During and after the 2010 presidential election campaign, Tymoshenko prophesized accurately about her own fate and that of the nation if Yanukovych became president.

On Oct. 26, 2010, after the Yanukovych administration started jailing former members of her government, she said: “The mafia is showing that if you go against them, sooner or later you’ll be in jail. They have to show that they are in full control of people’s lives and that anyone that crosses them will end up behind bars.”

Tymoshenko also told the Kyiv Post in a Nov. 17, 2010, interview: “They don’t see Ukraine as a country, with democracy and freedoms for citizens. They see it as a mega-corporation of their own, and it’s a joint stock closed company. And all the resources and population are their assets.” She has also called the president “a marionette” of the nation’s billionaire oligarchs.

On the eve of her Aug. 5 arrest, two months before her Oct. 11 conviction and seven-year prison sentence, she said: “Everything I do is my struggle against this criminal regime for Ukraine’s rightful place in the world.”

It looks like Tymoshenko’s repeated denunciations of Yanukovych got under the president’s skin enough for him to sanction her conviction and three other criminal investigations against her.

His desire for revenge appears greater than his desire to lead Ukraine closer to membership in the democratic, 27-nation European Union, which does not accept authoritarian regimes.

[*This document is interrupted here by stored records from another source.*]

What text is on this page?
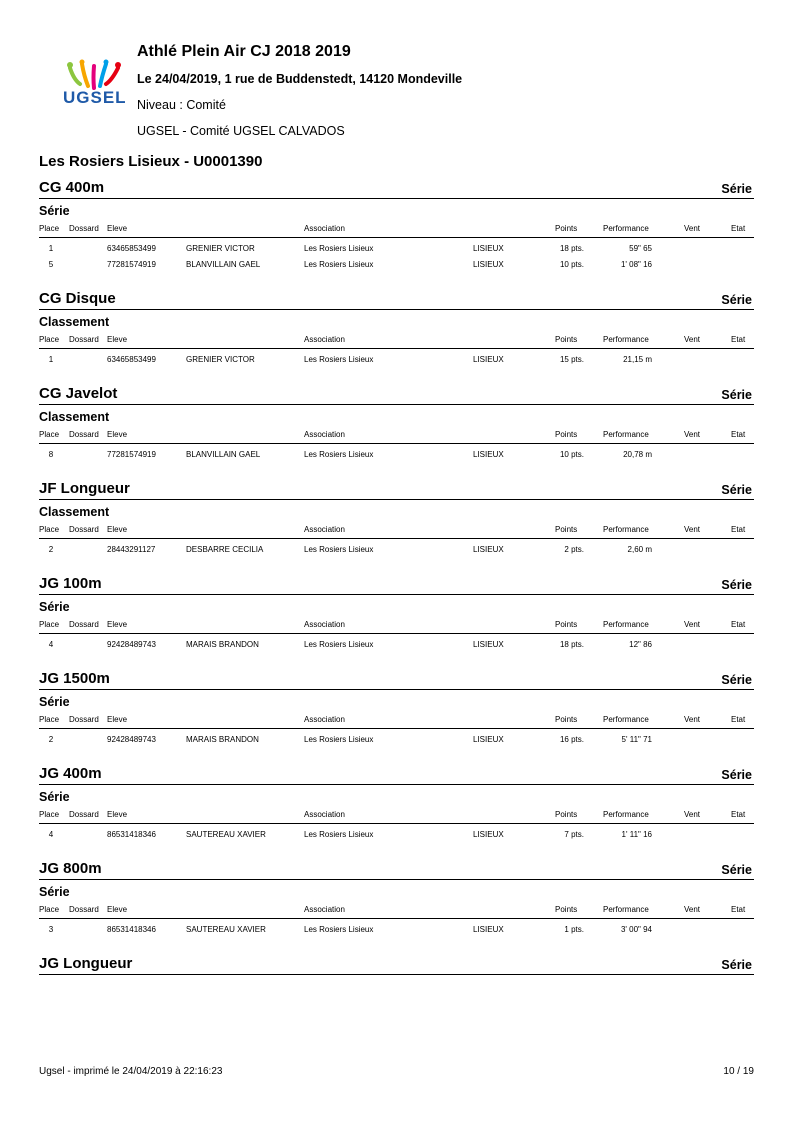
UGSEL
Athlé Plein Air CJ 2018 2019
Le 24/04/2019, 1 rue de Buddenstedt, 14120 Mondeville
Niveau : Comité
UGSEL - Comité UGSEL CALVADOS
Les Rosiers Lisieux - U0001390
CG 400m	Série
Série
Place	Dossard Eleve	Association	Points	Performance	Vent	Etat
1	63465853499	GRENIER VICTOR	Les Rosiers Lisieux	LISIEUX	18 pts.	59" 65
5	77281574919	BLANVILLAIN GAEL	Les Rosiers Lisieux	LISIEUX	10 pts.	1' 08" 16
CG Disque	Série
Classement
Place	Dossard Eleve	Association	Points	Performance	Vent	Etat
1	63465853499	GRENIER VICTOR	Les Rosiers Lisieux	LISIEUX	15 pts.	21,15 m
CG Javelot	Série
Classement
Place	Dossard Eleve	Association	Points	Performance	Vent	Etat
8	77281574919	BLANVILLAIN GAEL	Les Rosiers Lisieux	LISIEUX	10 pts.	20,78 m
JF Longueur	Série
Classement
Place	Dossard Eleve	Association	Points	Performance	Vent	Etat
2	28443291127	DESBARRE CECILIA	Les Rosiers Lisieux	LISIEUX	2 pts.	2,60 m
JG 100m	Série
Série
Place	Dossard Eleve	Association	Points	Performance	Vent	Etat
4	92428489743	MARAIS BRANDON	Les Rosiers Lisieux	LISIEUX	18 pts.	12" 86
JG 1500m	Série
Série
Place	Dossard Eleve	Association	Points	Performance	Vent	Etat
2	92428489743	MARAIS BRANDON	Les Rosiers Lisieux	LISIEUX	16 pts.	5' 11" 71
JG 400m	Série
Série
Place	Dossard Eleve	Association	Points	Performance	Vent	Etat
4	86531418346	SAUTEREAU XAVIER	Les Rosiers Lisieux	LISIEUX	7 pts.	1' 11" 16
JG 800m	Série
Série
Place	Dossard Eleve	Association	Points	Performance	Vent	Etat
3	86531418346	SAUTEREAU XAVIER	Les Rosiers Lisieux	LISIEUX	1 pts.	3' 00" 94
JG Longueur	Série
Ugsel - imprimé le 24/04/2019 à 22:16:23	10 / 19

Yanukovych is trying to frame the issue as the EU not respecting Ukraine. That’s not the case at all. The EU doesn’t respect Yanukovych’s leadership because he doesn’t respect democratic values and merely wants to stay in power.

Leaders of the so-called gas lobby – Energy Minister Yuriy Boyko, industrialist Dmytro Firtash, media magnate and Security Service chief Valeriy Khoroshkovsky and presidential chief of staff Serhiy Lyovochkin – appear to be in charge.

Revenge is exacted against those who stand in their way. Tymoshenko is enemy No. 1, but they appear to have a long list of people they regard as enemies.

It also seems that the aim of the gas lobby is to secure cheap Russian natural gas imports to fuel the nation’s heavy industries, many of which were acquired through insider deals that mortgage national interests for personal enrichment.

What can the West do? One response is to not exaggerate Ukrainian leaders’ threats to drop EU integration and get closer to Russia, including joining the Moscow-led customs union, a prospect that top officials are floating again.

Ukraine’s leaders are feinting eastward for short-term economic gains. They are smart enough to know that Russian Prime Minister Vladimir Putin is the biggest threat to Ukrainian sovereignty and that all bargains with him will be hard and require concessions.

If the West wants to punish the nation’s leaders while minimizing harm to its citizens, it should look at denying visas to those officials associated with the ongoing repression.

Also, as others have suggested, additional scrutiny of the wealthy elite’s Western bank accounts and assets abroad may be warranted. The West, including the International Monetary Fund, shouldn’t be lending any more money under these conditions – so little of it helps citizens anyway.

These measures may not reverse the increasingly brazen behavior by members of the Yanukovych administration, but they may be enough to make them pause long enough to consider the consequences.